BrdU labeling, cell sorting, and immunoprecipitation of BrdU-labeled DNA was performed as described previously (Hiratani et al., 2004). BrdU-labeled DNA from equal numbers of cells was immobilized on nylon membranes and hybridized with major (provided by N. Dillon, Medical Research Council, Clinical Sciences Centre, London, United Kingdom; Lundgren et al., 2000) and minor (pCR4 Min5-1; provided by T. Jenuwein, Research Institute of Molecular Pathology, Vienna, Austria; Lehnertz et al., 2003) satellite DNA probes as well as a mouse mitochondrial probe (p501-1; provided by T. Brown, National Institutes of Health, Bethesda, MD; Brown and Clayton, 2002). Probes were labeled by the random-priming method (Invitrogen). Membranes were hybridized and washed as described previously (for review see Wu et al., 1997), and relative counts per minute were obtained by phosphorimaging analysis (Molecular Dynamics). Values for major and minor satellite DNA were normalized to values for mitochondrial DNA hybridization, and the relative hybridization signal was presented as a percentage of the sum of these normalized values across all cell cycle fractions.
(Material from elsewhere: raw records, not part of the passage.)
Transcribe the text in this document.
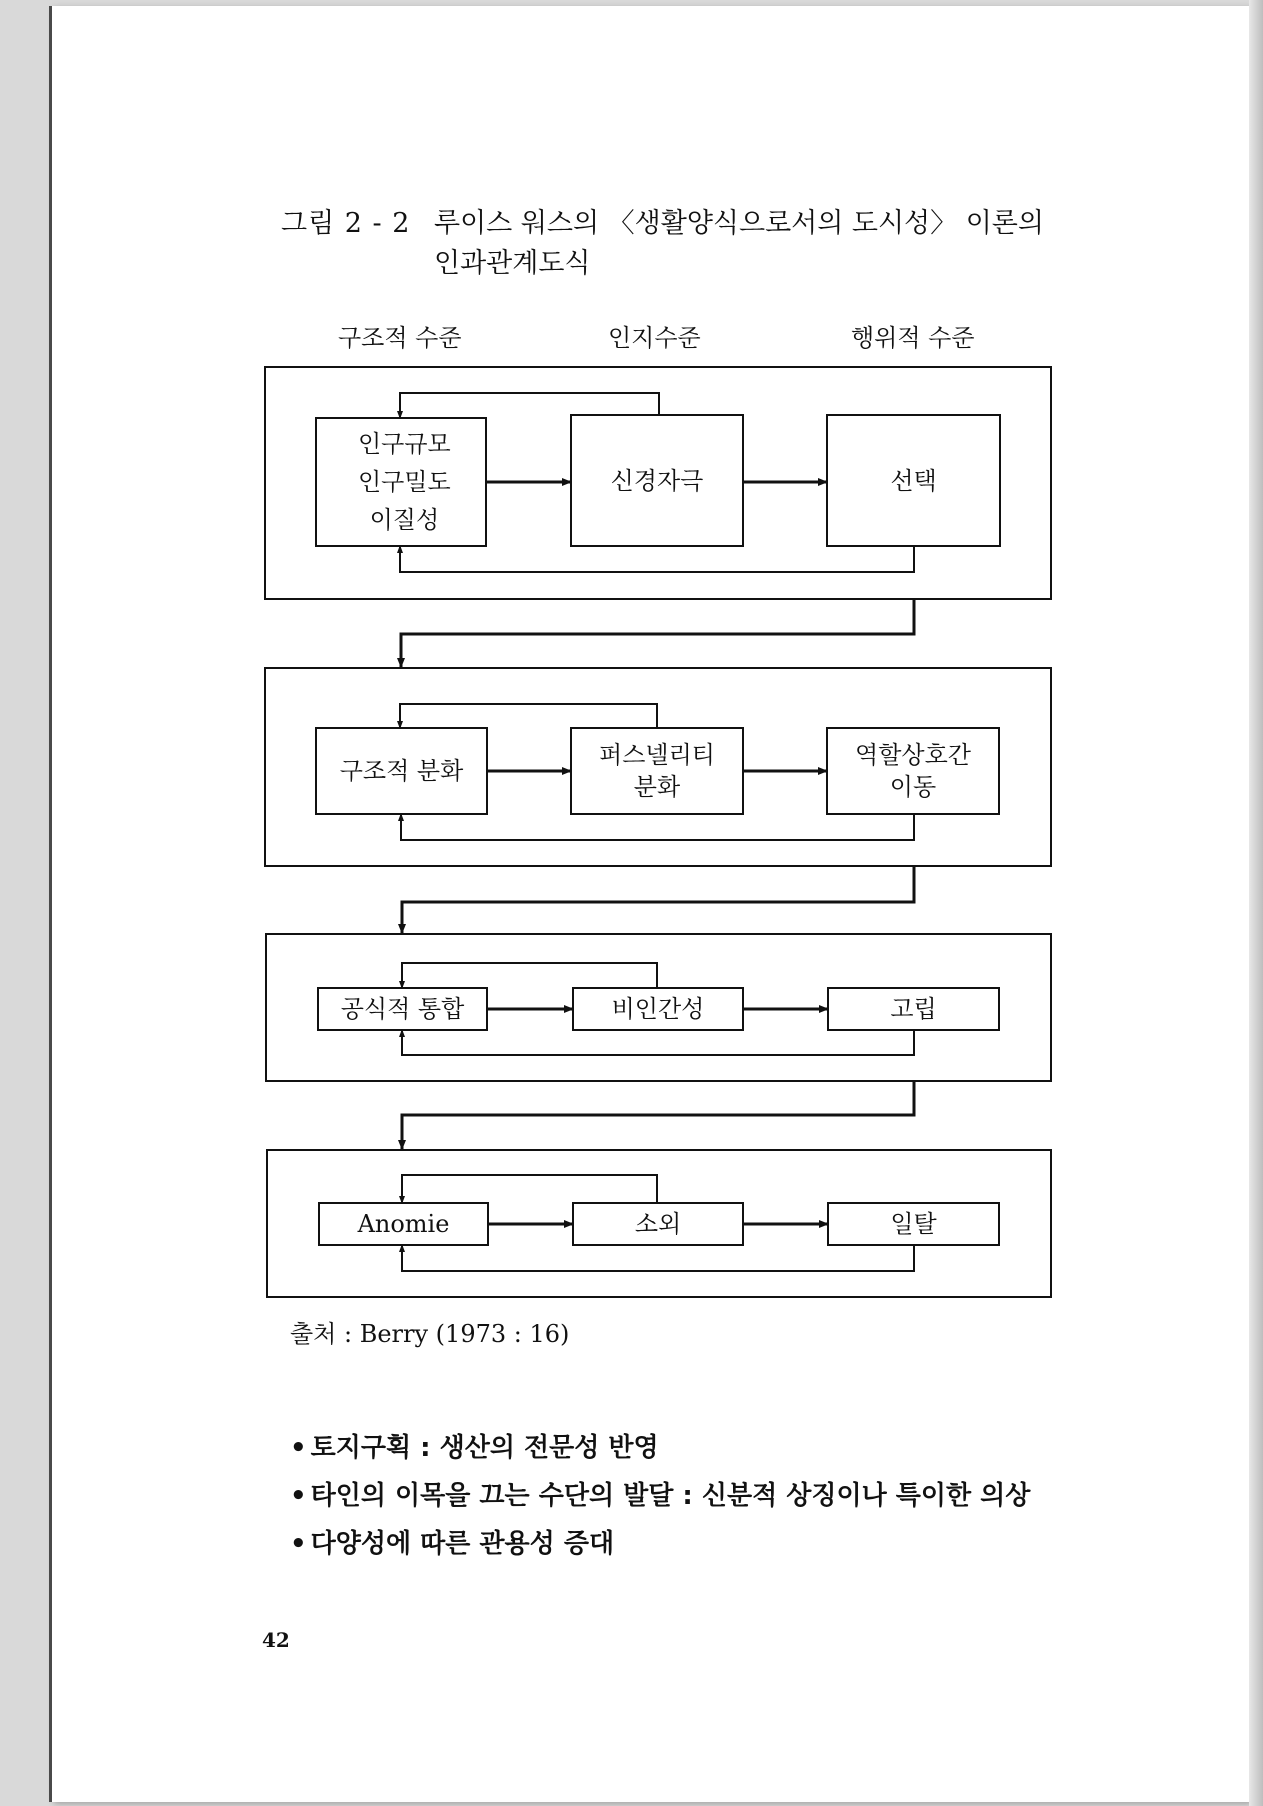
그림 2 - 2 루이스 워스의 〈생활양식으로서의 도시성〉 이론의
인과관계도식
구조적 수준	인지수준	행위적 수준
인구규모
인구밀도
이질성
신경자극	선택
구조적 분화
퍼스넬리티
분화
역할상호간
이동
공식적 통합	비인간성	고립
Anomie	소외	일탈
출처 : Berry (1973 : 16)
• 토지구획 : 생산의 전문성 반영
• 타인의 이목을 끄는 수단의 발달 : 신분적 상징이나 특이한 의상
• 다양성에 따른 관용성 증대
42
Figs. S1 and S2 characterize the solubility of HP1 in Suv39dn MEFs and the restoration of HP1 binding to chromocenters when Suv39h1 activity is reintroduced into the Suv38h1,2-deficient MEFs.
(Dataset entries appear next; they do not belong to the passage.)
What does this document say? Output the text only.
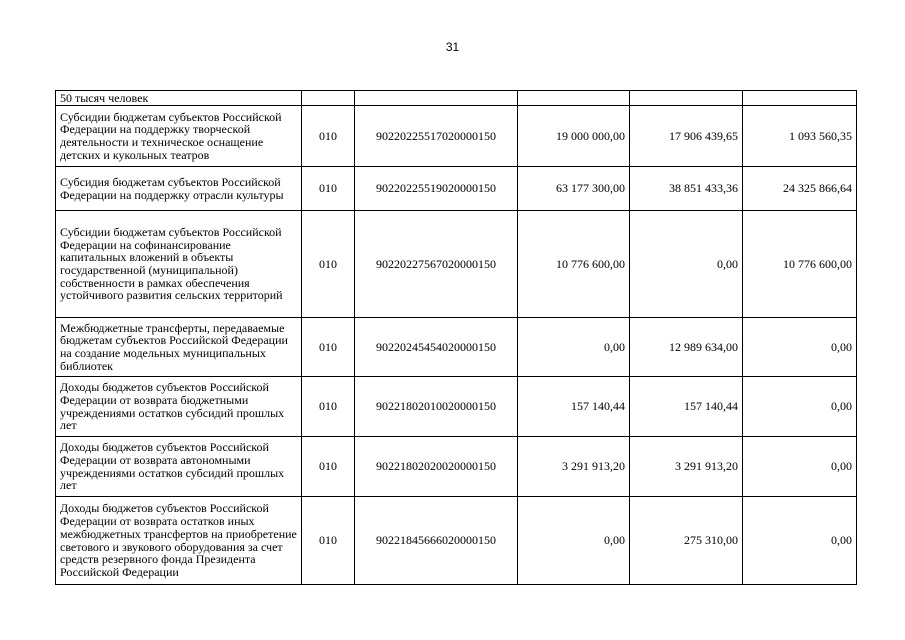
31
50 тысяч человек					
Субсидии бюджетам субъектов Российской Федерации на поддержку творческой деятельности и техническое оснащение детских и кукольных театров	010	90220225517020000150	19 000 000,00	17 906 439,65	1 093 560,35
Субсидия бюджетам субъектов Российской Федерации на поддержку отрасли культуры	010	90220225519020000150	63 177 300,00	38 851 433,36	24 325 866,64
Субсидии бюджетам субъектов Российской Федерации на софинансирование капитальных вложений в объекты государственной (муниципальной) собственности в рамках обеспечения устойчивого развития сельских территорий	010	90220227567020000150	10 776 600,00	0,00	10 776 600,00
Межбюджетные трансферты, передаваемые бюджетам субъектов Российской Федерации на создание модельных муниципальных библиотек	010	90220245454020000150	0,00	12 989 634,00	0,00
Доходы бюджетов субъектов Российской Федерации от возврата бюджетными учреждениями остатков субсидий прошлых лет	010	90221802010020000150	157 140,44	157 140,44	0,00
Доходы бюджетов субъектов Российской Федерации от возврата автономными учреждениями остатков субсидий прошлых лет	010	90221802020020000150	3 291 913,20	3 291 913,20	0,00
Доходы бюджетов субъектов Российской Федерации от возврата остатков иных межбюджетных трансфертов на приобретение светового и звукового оборудования за счет средств резервного фонда Президента Российской Федерации	010	90221845666020000150	0,00	275 310,00	0,00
We dedicate this manuscript to the memory of John W. Newport, who passed away during its preparation. We thank T. Jenuwein for MeH3 antibodies and pCR4, N. Dillon for the major satellite DNA plasmid, T. Brown for p501-1, and J. Rice for the Suv39h1-rescued D15 cell line. We also thank F. Li, A. McNairn, I. Hiratani, T. Yokochi, J. Lu, B. Knox, and P. Kane for helpful discussions and J. Chen, N. Gonchoroff, and National Science Foundation (NSF) REU undergraduates A. Terry, J. Affortunato, J. Tranchell, M. Panning, and B. Niessen for technical support.

This work was supported by NSF grant MCB-0077507 and by the National Institutes of Health grant GM-57233 to D.M. Gilbert.